La policía debió reforzar el cordón de seguridad para evitar que los enardecidos vecinos ingresaran a las oficinas del alcalde Edgar Patana. Los manifestantes portaban carteles que pedían la pena de muerte para los asaltantes, llamados "cogoteros", en esa populosa ciudad, una de las más pobres del país y con casi un millón de habitantes.

Los "cogoteros" operan en vehículos del servicio público, recogen pasajeros en barriadas alejadas entre las 4 y 6 de la madrugada, estrangulan a sus víctimas con una bufanda para robarles un celular o lo poco que llevan encima y arrojan los cuerpos en descampados fuera de la ciudad.

Así fueron asesinados Verónica y Víctor Peñasco, dos jóvenes hermanos de origen indígena y reporteros de radios en lengua aymara. Salieron de su domicilio en la madrugada del sábado, abordaron un pequeño autobús y fueron estrangulados. Sus cuerpos recién fueron reconocidos el lunes.

Centenares de vecinos participaron el martes de una ceremonia religiosa en homenaje a los dos periodistas.
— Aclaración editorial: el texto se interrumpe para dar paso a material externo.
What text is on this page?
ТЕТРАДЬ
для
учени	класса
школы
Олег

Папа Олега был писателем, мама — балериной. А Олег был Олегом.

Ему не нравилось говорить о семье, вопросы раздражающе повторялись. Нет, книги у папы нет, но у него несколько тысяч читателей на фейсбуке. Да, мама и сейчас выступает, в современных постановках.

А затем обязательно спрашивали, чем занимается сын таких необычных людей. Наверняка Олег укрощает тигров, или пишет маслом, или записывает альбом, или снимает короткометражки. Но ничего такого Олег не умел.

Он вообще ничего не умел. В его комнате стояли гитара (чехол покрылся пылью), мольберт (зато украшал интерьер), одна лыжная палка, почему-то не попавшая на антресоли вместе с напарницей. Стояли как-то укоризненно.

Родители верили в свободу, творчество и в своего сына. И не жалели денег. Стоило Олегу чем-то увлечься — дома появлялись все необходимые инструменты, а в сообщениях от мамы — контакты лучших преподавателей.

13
Los restos de ambos fueron llevados después a su pueblo natal, Jesús de Machaca, en una provincia rural de La Paz donde serán enterrados.
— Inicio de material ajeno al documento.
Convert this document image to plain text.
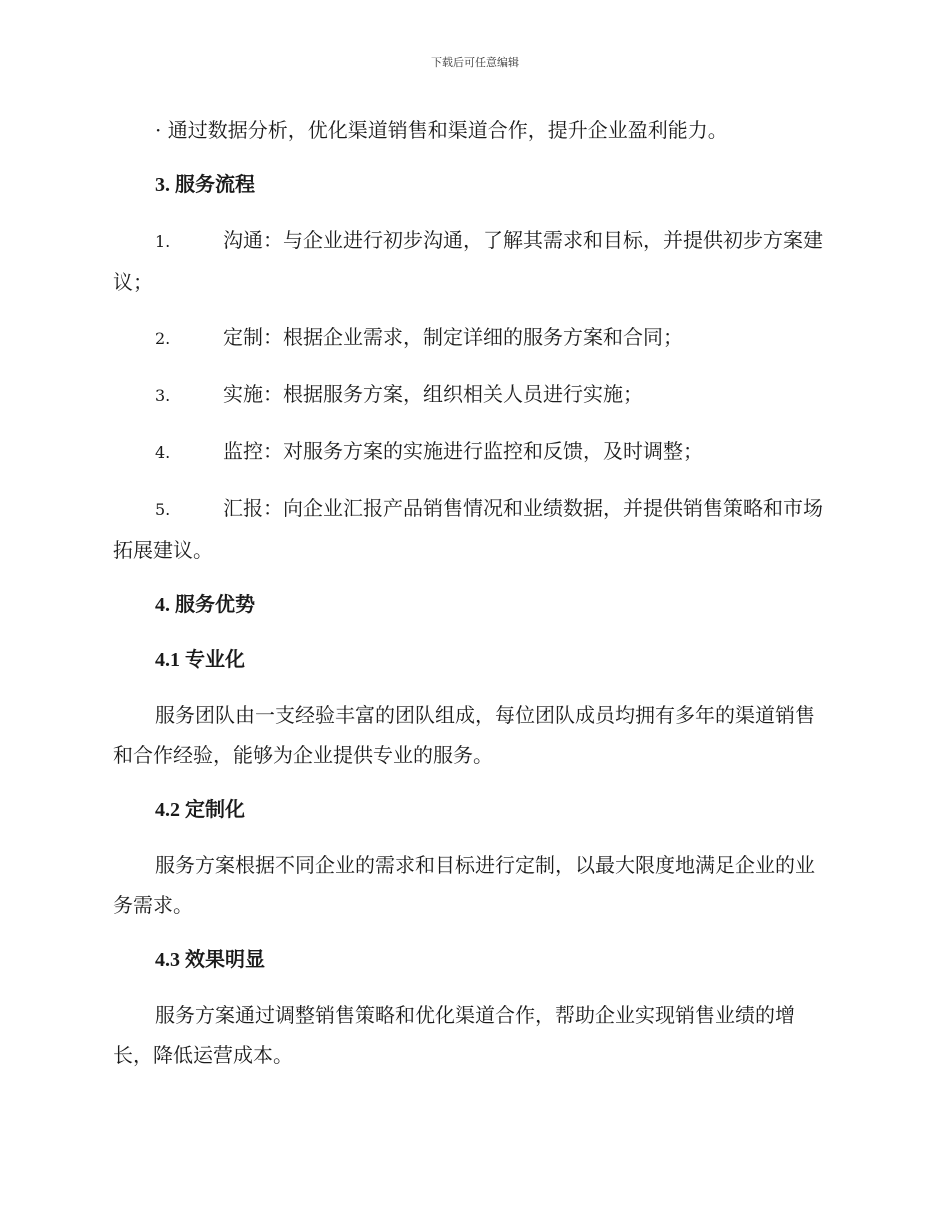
下载后可任意编辑

· 通过数据分析，优化渠道销售和渠道合作，提升企业盈利能力。

3. 服务流程
1.	沟通：与企业进行初步沟通，了解其需求和目标，并提供初步方案建议；
2.	定制：根据企业需求，制定详细的服务方案和合同；
3.	实施：根据服务方案，组织相关人员进行实施；
4.	监控：对服务方案的实施进行监控和反馈，及时调整；
5.	汇报：向企业汇报产品销售情况和业绩数据，并提供销售策略和市场拓展建议。
4. 服务优势
4.1 专业化

服务团队由一支经验丰富的团队组成，每位团队成员均拥有多年的渠道销售和合作经验，能够为企业提供专业的服务。

4.2 定制化

服务方案根据不同企业的需求和目标进行定制，以最大限度地满足企业的业务需求。

4.3 效果明显

服务方案通过调整销售策略和优化渠道合作，帮助企业实现销售业绩的增长，降低运营成本。
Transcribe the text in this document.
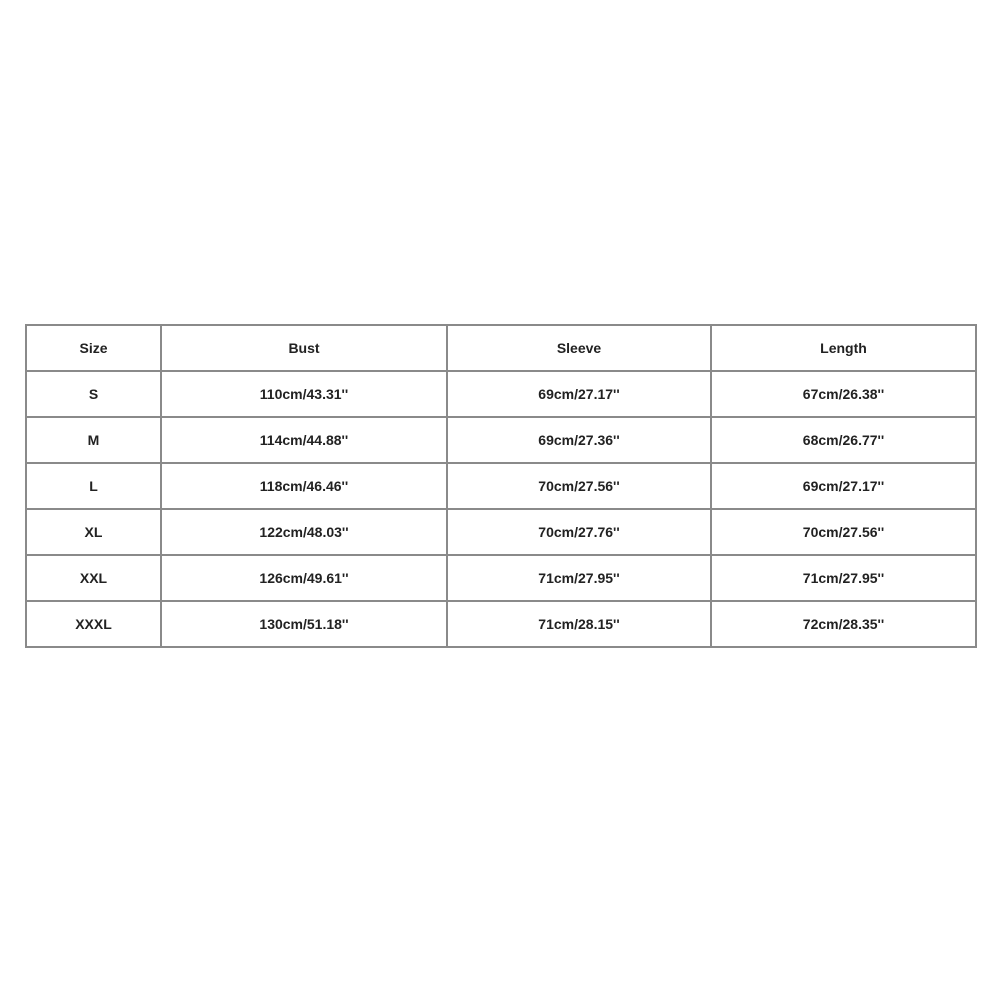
Size	Bust	Sleeve	Length
S	110cm/43.31''	69cm/27.17''	67cm/26.38''
M	114cm/44.88''	69cm/27.36''	68cm/26.77''
L	118cm/46.46''	70cm/27.56''	69cm/27.17''
XL	122cm/48.03''	70cm/27.76''	70cm/27.56''
XXL	126cm/49.61''	71cm/27.95''	71cm/27.95''
XXXL	130cm/51.18''	71cm/28.15''	72cm/28.35''
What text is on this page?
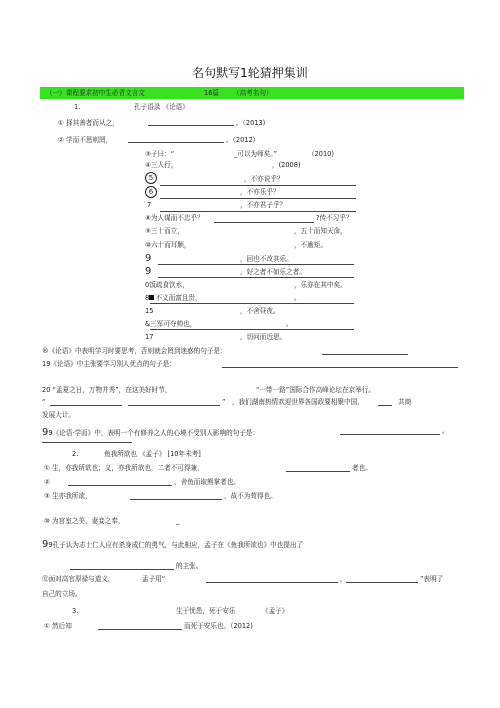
名句默写1轮猜押集训
（一）课程要求初中生必背文言文	16篇 （高考名句）
1.	孔子语录 《论语》
① 择其善者而从之，	。（2013)
② 学而不思则罔，	。（2012)
③子曰：“	_可以为师矣。”	（2010)
④三人行，	，(2008)
5	，不亦说乎？
6	，不亦乐乎？
7	，不亦君子乎？
⑧为人谋而不忠乎？	?传不习乎？
⑨三十而立，	，五十而知天命，
⑩六十而耳顺，	，不逾矩。
9	，回也不改其乐。
9	，好之者不如乐之者。
0饭疏食饮水，	，乐亦在其中矣。
8 不义而富且贵，	。
15	，不舍昼夜。
&三军可夺帅也，	。
17	，切问而近思。
®《论语》中表明学习时要思考，否则就会罔到迷惑的句子是：
19《论语》中主张要学习别人优点的句子是：
20 “孟夏之日，万物并秀”，在这美好时节，	“一带一路”国际合作高峰论坛在京举行。
“	” ，我们湖南热情欢迎世界各国政要相聚中国，	共商
发展大计。
99《论语·学而》中，表明一个有修养之人的心境不受别人影响的句子是：	。
2.	鱼我所欲也 《孟子》 [10年未考]
① 生，亦我所欲也；义，亦我所欲也，二者不可得兼，	者也。
②	，舍鱼而取熊掌者也。
③ 生亦我所欲，	，故不为苟得也。
⑩ 为宫室之美，妻妾之奉，	_
99孔子认为志士仁人应有杀身成仁的勇气，与此相应，孟子在《鱼我所欲也》中也提出了
的主张。
⑫面对高官厚禄与道义，	孟子用“	，	”表明了
自己的立场。
3.	生于忧患，死于安乐	《孟子》
① 然后知	而死于安乐也。（2012)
El miércoles la protesta vecinal también reclamaba a las autoridades ediles que pongan orden en el transporte público en esa ciudad cuyo caos es aprovechado por los delincuentes.

Unos días antes del asesinato de los hermanos Peñasco la policía desbarató una banda de estranguladores sospechosos de haber asesinado a 69 personas entre el año pasado y el presente, dijo el jefe de la policía anticrimen en esa ciudad, Félix Rocha. El líder de esa banda fue capturado.
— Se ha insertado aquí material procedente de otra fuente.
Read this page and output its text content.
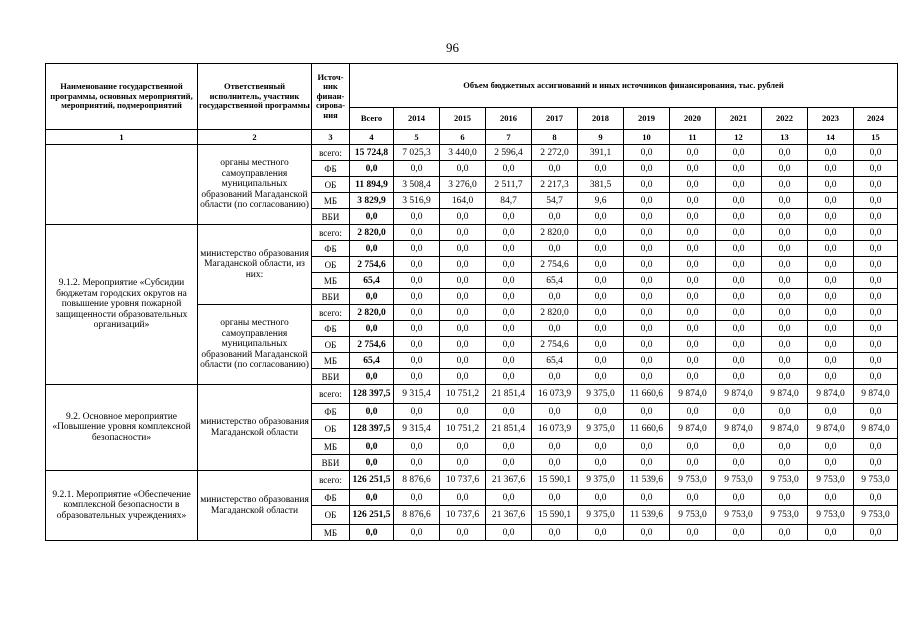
96
Наименование государственной программы, основных мероприятий, мероприятий, подмероприятий	Ответственный исполнитель, участник государственной программы	Источ-ник финан-сирова-ния	Объем бюджетных ассигнований и иных источников финансирования, тыс. рублей											
			Всего	2014	2015	2016	2017	2018	2019	2020	2021	2022	2023	2024
1	2	3	4	5	6	7	8	9	10	11	12	13	14	15
	органы местного самоуправления муниципальных образований Магаданской области (по согласованию)	всего:	15 724,8	7 025,3	3 440,0	2 596,4	2 272,0	391,1	0,0	0,0	0,0	0,0	0,0	0,0
		ФБ	0,0	0,0	0,0	0,0	0,0	0,0	0,0	0,0	0,0	0,0	0,0	0,0
		ОБ	11 894,9	3 508,4	3 276,0	2 511,7	2 217,3	381,5	0,0	0,0	0,0	0,0	0,0	0,0
		МБ	3 829,9	3 516,9	164,0	84,7	54,7	9,6	0,0	0,0	0,0	0,0	0,0	0,0
		ВБИ	0,0	0,0	0,0	0,0	0,0	0,0	0,0	0,0	0,0	0,0	0,0	0,0
9.1.2. Мероприятие «Субсидии бюджетам городских округов на повышение уровня пожарной защищенности образовательных организаций»	министерство образования Магаданской области, из них:	всего:	2 820,0	0,0	0,0	0,0	2 820,0	0,0	0,0	0,0	0,0	0,0	0,0	0,0
		ФБ	0,0	0,0	0,0	0,0	0,0	0,0	0,0	0,0	0,0	0,0	0,0	0,0
		ОБ	2 754,6	0,0	0,0	0,0	2 754,6	0,0	0,0	0,0	0,0	0,0	0,0	0,0
		МБ	65,4	0,0	0,0	0,0	65,4	0,0	0,0	0,0	0,0	0,0	0,0	0,0
		ВБИ	0,0	0,0	0,0	0,0	0,0	0,0	0,0	0,0	0,0	0,0	0,0	0,0
	органы местного самоуправления муниципальных образований Магаданской области (по согласованию)	всего:	2 820,0	0,0	0,0	0,0	2 820,0	0,0	0,0	0,0	0,0	0,0	0,0	0,0
		ФБ	0,0	0,0	0,0	0,0	0,0	0,0	0,0	0,0	0,0	0,0	0,0	0,0
		ОБ	2 754,6	0,0	0,0	0,0	2 754,6	0,0	0,0	0,0	0,0	0,0	0,0	0,0
		МБ	65,4	0,0	0,0	0,0	65,4	0,0	0,0	0,0	0,0	0,0	0,0	0,0
		ВБИ	0,0	0,0	0,0	0,0	0,0	0,0	0,0	0,0	0,0	0,0	0,0	0,0
9.2. Основное мероприятие «Повышение уровня комплексной безопасности»	министерство образования Магаданской области	всего:	128 397,5	9 315,4	10 751,2	21 851,4	16 073,9	9 375,0	11 660,6	9 874,0	9 874,0	9 874,0	9 874,0	9 874,0
		ФБ	0,0	0,0	0,0	0,0	0,0	0,0	0,0	0,0	0,0	0,0	0,0	0,0
		ОБ	128 397,5	9 315,4	10 751,2	21 851,4	16 073,9	9 375,0	11 660,6	9 874,0	9 874,0	9 874,0	9 874,0	9 874,0
		МБ	0,0	0,0	0,0	0,0	0,0	0,0	0,0	0,0	0,0	0,0	0,0	0,0
		ВБИ	0,0	0,0	0,0	0,0	0,0	0,0	0,0	0,0	0,0	0,0	0,0	0,0
9.2.1. Мероприятие «Обеспечение комплексной безопасности в образовательных учреждениях»	министерство образования Магаданской области	всего:	126 251,5	8 876,6	10 737,6	21 367,6	15 590,1	9 375,0	11 539,6	9 753,0	9 753,0	9 753,0	9 753,0	9 753,0
		ФБ	0,0	0,0	0,0	0,0	0,0	0,0	0,0	0,0	0,0	0,0	0,0	0,0
		ОБ	126 251,5	8 876,6	10 737,6	21 367,6	15 590,1	9 375,0	11 539,6	9 753,0	9 753,0	9 753,0	9 753,0	9 753,0
		МБ	0,0	0,0	0,0	0,0	0,0	0,0	0,0	0,0	0,0	0,0	0,0	0,0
El sábado, el mismo día del asesinato de los Peñasco, la policía detuvo a otra banda en El Alto y sospecha que podría ser la que asesinó a los hermanos. Rocha dijo que está en curso la investigación.

El gobierno a través de la ministra de Comunicación, Amanda Dádila, prometió celeridad en las investigaciones para dar con los criminales.